Сад был, как говорится, во всей своей спелой красе, которая настает в конце августа да еще продолжается и сентябрь, покуда с летних деревьев не начинают градом падать яблоки; на грушах и яблонях ветви гнулись от красных, желтых и светло-зеленых крепких плодов; на голой земле под деревьями переливались солнечные лучи; вверху, между густыми ветвями, порхали, словно в лесном малиннике, крупные птички, которых уже давно никто не пугал здесь не только нарочно, а и нечаянно. Сад был Парфеновой гордостью, делом его рук, потому что хоть Вершковы — и дед Парфенов, и отец — и считались в деревне хозяевами, имеющими сад, однако только Парфен обиходил его по-настоящему. Дедов и отцов сад (а Вершковы все спокон веку жили на одной усадьбе) всегда стоял запущенный, случалось, что по нескольку лет деревья, съеденные паршой, не приносили плодов, груши и яблони часто вымерзали, как только зима слегка приударит морозом. Парфен же, как только подрос и заимел в доме вес, кажется, первое, что сделал, это выкорчевал осенью дуплистые и малоплодные деревья, а вместо них накупил в имении Шкорняка и привез молодые саженцы. Через десять лет из тех Шкорняковых саженцев вымахали здесь чудесные беры, сапежанки, ильинки, антоновки, плодовитки, путинки да боровинки… Ни одно дерево в Парфеноном саду не повторялось, кроме антоновских. Их было у него три, и стояли они по обе стороны от груши, унизанные тяжелыми, будто из железа отлитыми яблоками, обычно до самого ноября, когда на краю неба начинали громоздиться друг на друга темные тучи, из-под которых медленно выпирали в синюю бездну отроги снеговых облаков. Спас Парфен свой сади в недавние морозы, во время финской войны.

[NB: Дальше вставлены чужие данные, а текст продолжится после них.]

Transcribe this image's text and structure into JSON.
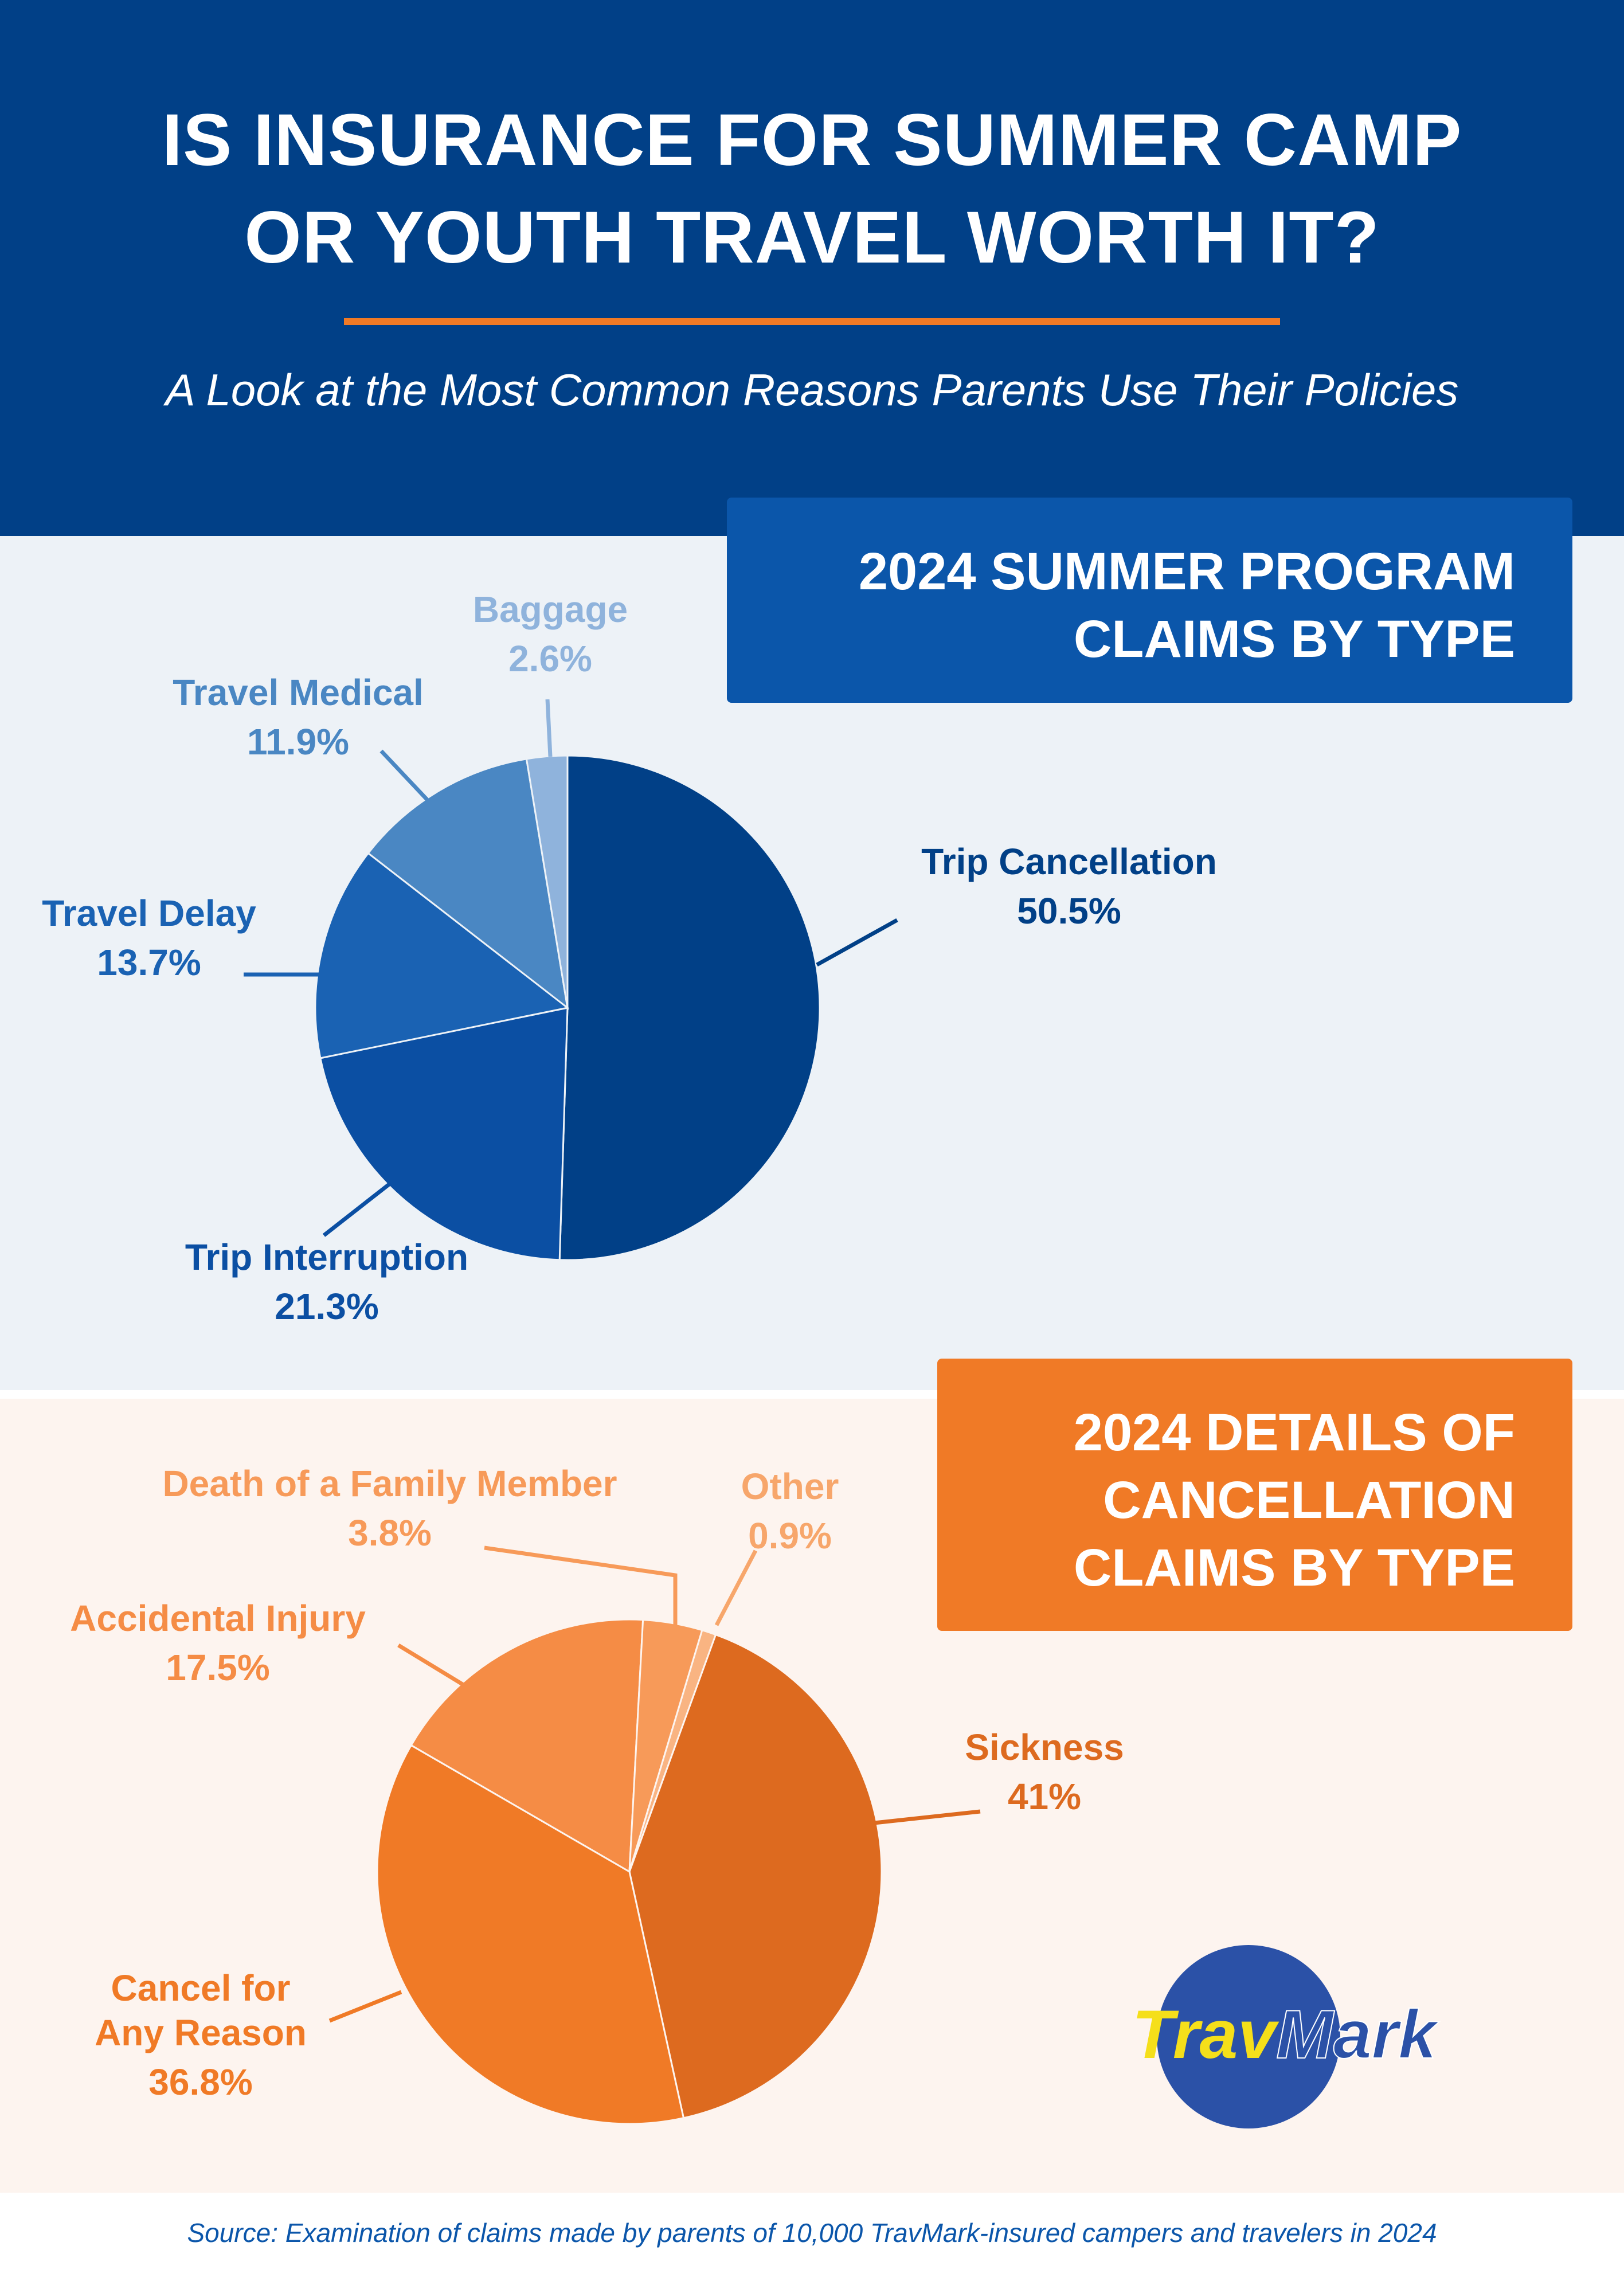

Мимо крайних деревьев, что гулко, словно боясь обломиться от тяжести, теряли то и дело по одному яблоку, Парфен обошел с солнечной стороны сад, неспешно направился к забору, что отгораживал усадьбу от загуменной дороги. Там он припал грудью к верхней жерди, перебросил на ту сторону обе руки, повиснув на ней подмышками. Так стоять было удобно и покойно, не ощущалась даже тяжесть в ногах.
Сразу же за лужком, что с давних времен оставлялся здесь невспаханным, ширилось поле, которое правым краем шло вдоль большака до песчаного взгорка, словно утыканного приземистыми, выросшими под солнцем сосенками, а левым все время огибало засевные луга, расширяя их светло-зеленый простор, и закруглялось, подходя к большаку, на том же взгорке.
Долго стоял Парфен в одиночестве у забора, пока не увидел издали человека. Увидел и обрадовался, хоть и не узнал.
Человеком тем был Зазыбов Масей. После настойчивых материных уговоров он все-таки отправился из Поддубища вниз, к суходолу, напился там из криницы воды, особый смысл придав вечному в таком случае: «Ех ipsa, fon te bibere»[43]
— потом сделал большой круг по бывшим наделам и повернул к глинищу.В отличие от Парфена Вершкова, который долго не мог узнать Зазыбова сына, Масей еще издали легко догадался, кто это стоит на огороде Вершковых у забора. Не сворачивая к себе в заулок, он миновал, шагая по дороге, выгон, с которым соседствовала усадьба Вершковых, и еще за несколько шагов поздоровался:
— Добрый день, дядька Парфен!
Тогда и Вершков задал навстречу ему удивленный, но степенный вопрос:
— Не Денисович ли?
— Да, — улыбаясь, подошел Масей к забору с другой стороны.
— А я гляжу, идет кто-то мимо глинища, стою и гадаю себе, вроде и знакомый человек, и незнакомый, а теперь вижу, дак ведь это и правда ты, Денисович!
Парфен почувствовал желание говорить без удержу, ему ничто не мешало внутри, поэтому он не стал ждать ответных Масеевых слов, спросил:
— Откуда же ты?
— Ходил, глядел.
— Значит, ты давно в деревне?
— Порядочно.
— А я и не слыхал, — словно пожалел Парфен.